Elleriyle çocukları gösterdi. "Hadi ama 11 taneler!" bir kahkaha patlatıp çantamı elime aldım. Beraber tuvaletin yolunu tuttuk. Mahogany işlerini hallederken makyajımı tazeliyordum. İyi göründüğümden emin olduğumda makyaj çantama rujumu koyup fermuarını çektim.
Mahogany ellerini yıkarken bir kızın bana garip bakışlarını farkedip ona döndüm. Kız çığlığı bastığında Mahogany yanımda bitti. "AMAN TANRIM MAHOGANY LOX VE ALLY GRİER!" Kızı sakinleştirmeye çalışırken kapı açıldığında refleks olarak oraya baktım. Çocuklar gelmişti. Hep bir ağızdan konuştuklarıda hiçbirşey anlamamıştım. "Nasıl oldu" "Buda kim?" "Bayılmışmı" "AMAN TANRIM ALLİSON VE MAHOGANY!" "Hastaneyemi götürsek?" "Tecavüz mü etmişler ?"dalga geçen kişiyi seçtiğimde sinirle bir nefes verdim.

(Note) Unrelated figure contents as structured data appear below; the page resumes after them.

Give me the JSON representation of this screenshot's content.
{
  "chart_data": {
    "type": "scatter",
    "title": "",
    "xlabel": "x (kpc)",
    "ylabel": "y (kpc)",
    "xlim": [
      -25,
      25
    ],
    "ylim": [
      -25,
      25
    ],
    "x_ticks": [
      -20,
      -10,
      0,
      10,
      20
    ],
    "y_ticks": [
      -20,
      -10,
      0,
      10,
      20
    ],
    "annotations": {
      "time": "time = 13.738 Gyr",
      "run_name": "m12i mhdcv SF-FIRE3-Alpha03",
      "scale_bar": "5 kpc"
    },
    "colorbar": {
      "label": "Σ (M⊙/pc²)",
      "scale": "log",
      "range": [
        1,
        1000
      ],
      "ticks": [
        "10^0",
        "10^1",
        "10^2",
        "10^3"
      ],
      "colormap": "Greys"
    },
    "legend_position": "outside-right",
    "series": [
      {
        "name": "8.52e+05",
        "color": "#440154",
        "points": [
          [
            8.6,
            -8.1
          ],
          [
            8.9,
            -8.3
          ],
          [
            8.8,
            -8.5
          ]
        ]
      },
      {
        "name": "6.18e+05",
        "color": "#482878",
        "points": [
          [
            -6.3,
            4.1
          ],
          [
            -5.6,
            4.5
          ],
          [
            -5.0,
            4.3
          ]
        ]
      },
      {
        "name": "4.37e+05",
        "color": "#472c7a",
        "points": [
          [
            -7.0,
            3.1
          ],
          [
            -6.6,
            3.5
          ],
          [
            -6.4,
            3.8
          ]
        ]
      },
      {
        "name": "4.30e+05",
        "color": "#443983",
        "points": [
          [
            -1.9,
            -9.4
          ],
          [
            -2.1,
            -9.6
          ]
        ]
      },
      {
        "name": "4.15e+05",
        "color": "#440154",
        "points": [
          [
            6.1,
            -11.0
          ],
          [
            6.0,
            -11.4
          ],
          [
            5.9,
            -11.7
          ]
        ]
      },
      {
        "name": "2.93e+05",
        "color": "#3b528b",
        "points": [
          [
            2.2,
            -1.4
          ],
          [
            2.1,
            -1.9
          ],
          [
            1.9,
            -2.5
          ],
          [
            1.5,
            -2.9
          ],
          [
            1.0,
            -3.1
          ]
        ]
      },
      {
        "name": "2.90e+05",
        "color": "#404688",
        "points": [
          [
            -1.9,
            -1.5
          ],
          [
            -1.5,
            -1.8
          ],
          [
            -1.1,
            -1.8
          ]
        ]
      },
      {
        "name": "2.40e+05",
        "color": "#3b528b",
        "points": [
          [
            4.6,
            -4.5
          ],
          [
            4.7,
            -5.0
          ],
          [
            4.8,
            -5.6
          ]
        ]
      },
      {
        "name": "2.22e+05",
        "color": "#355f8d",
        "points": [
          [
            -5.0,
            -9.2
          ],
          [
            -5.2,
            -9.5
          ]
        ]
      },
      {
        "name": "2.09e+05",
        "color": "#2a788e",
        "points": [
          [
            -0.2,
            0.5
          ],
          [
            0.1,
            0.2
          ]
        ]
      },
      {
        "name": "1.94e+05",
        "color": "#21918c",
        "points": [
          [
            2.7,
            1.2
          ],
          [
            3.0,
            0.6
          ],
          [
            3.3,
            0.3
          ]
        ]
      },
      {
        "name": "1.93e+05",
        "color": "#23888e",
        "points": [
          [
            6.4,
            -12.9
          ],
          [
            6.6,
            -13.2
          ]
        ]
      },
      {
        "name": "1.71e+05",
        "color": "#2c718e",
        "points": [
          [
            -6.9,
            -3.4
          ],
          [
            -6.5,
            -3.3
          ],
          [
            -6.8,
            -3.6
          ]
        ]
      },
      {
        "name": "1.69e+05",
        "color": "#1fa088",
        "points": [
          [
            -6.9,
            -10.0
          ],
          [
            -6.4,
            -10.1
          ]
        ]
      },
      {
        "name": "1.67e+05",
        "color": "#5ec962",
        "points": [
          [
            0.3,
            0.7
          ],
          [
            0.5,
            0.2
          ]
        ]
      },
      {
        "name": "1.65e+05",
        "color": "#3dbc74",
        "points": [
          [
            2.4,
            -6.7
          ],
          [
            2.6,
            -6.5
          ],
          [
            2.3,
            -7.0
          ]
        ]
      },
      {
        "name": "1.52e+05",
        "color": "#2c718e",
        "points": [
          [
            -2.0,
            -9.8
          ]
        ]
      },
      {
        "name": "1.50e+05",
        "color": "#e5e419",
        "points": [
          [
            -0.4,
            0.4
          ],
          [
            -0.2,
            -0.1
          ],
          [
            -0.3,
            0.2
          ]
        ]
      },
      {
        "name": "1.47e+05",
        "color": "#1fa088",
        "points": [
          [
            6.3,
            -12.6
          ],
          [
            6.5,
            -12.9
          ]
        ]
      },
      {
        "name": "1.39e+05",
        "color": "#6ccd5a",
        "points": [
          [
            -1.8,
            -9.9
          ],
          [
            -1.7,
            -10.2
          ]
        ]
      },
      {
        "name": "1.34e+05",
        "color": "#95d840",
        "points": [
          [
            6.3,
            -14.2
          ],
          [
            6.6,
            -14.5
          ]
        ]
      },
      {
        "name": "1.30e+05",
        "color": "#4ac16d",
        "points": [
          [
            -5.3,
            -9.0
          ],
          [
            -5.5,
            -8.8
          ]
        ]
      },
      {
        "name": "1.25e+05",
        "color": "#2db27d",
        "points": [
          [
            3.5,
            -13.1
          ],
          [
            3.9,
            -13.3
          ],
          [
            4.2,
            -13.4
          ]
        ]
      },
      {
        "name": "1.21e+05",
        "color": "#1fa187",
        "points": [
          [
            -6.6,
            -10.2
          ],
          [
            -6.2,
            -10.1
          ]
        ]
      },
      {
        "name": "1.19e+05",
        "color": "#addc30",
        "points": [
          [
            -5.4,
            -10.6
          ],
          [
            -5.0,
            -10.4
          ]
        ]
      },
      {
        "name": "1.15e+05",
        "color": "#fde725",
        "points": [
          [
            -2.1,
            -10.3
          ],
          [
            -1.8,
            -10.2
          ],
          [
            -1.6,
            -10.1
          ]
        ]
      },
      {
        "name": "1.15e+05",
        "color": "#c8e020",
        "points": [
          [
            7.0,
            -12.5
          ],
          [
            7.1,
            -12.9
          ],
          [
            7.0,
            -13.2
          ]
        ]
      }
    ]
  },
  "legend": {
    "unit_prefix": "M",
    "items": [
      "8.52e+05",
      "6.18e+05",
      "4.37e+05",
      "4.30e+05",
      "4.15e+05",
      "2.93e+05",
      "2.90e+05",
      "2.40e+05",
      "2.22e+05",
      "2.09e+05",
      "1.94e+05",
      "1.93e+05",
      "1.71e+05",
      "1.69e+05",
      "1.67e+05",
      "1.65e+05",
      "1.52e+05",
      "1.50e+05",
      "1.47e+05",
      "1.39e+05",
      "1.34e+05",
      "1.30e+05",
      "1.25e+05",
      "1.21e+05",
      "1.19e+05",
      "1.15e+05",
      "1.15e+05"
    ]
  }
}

"Bakalım,kız bizi gördü çığlığı patlattı Carter. Kim olduğunu bilmiyorum Johnson. Evet bayılmış Taylor. Kes çeneni Nash. Bencede hastaneye götürmeliyiz Cameron. Yok daha neler." aman tanrım herkesin adını saymıştım. Ama o kim hiç bilmiyorum ve umrumdada değil. Aaron boş boş bakmayı bırakıp kızı kucaklamayı akıl ettiğinde apar topar cafeden çıktık. Arabalara yerleşip yola koyulduk.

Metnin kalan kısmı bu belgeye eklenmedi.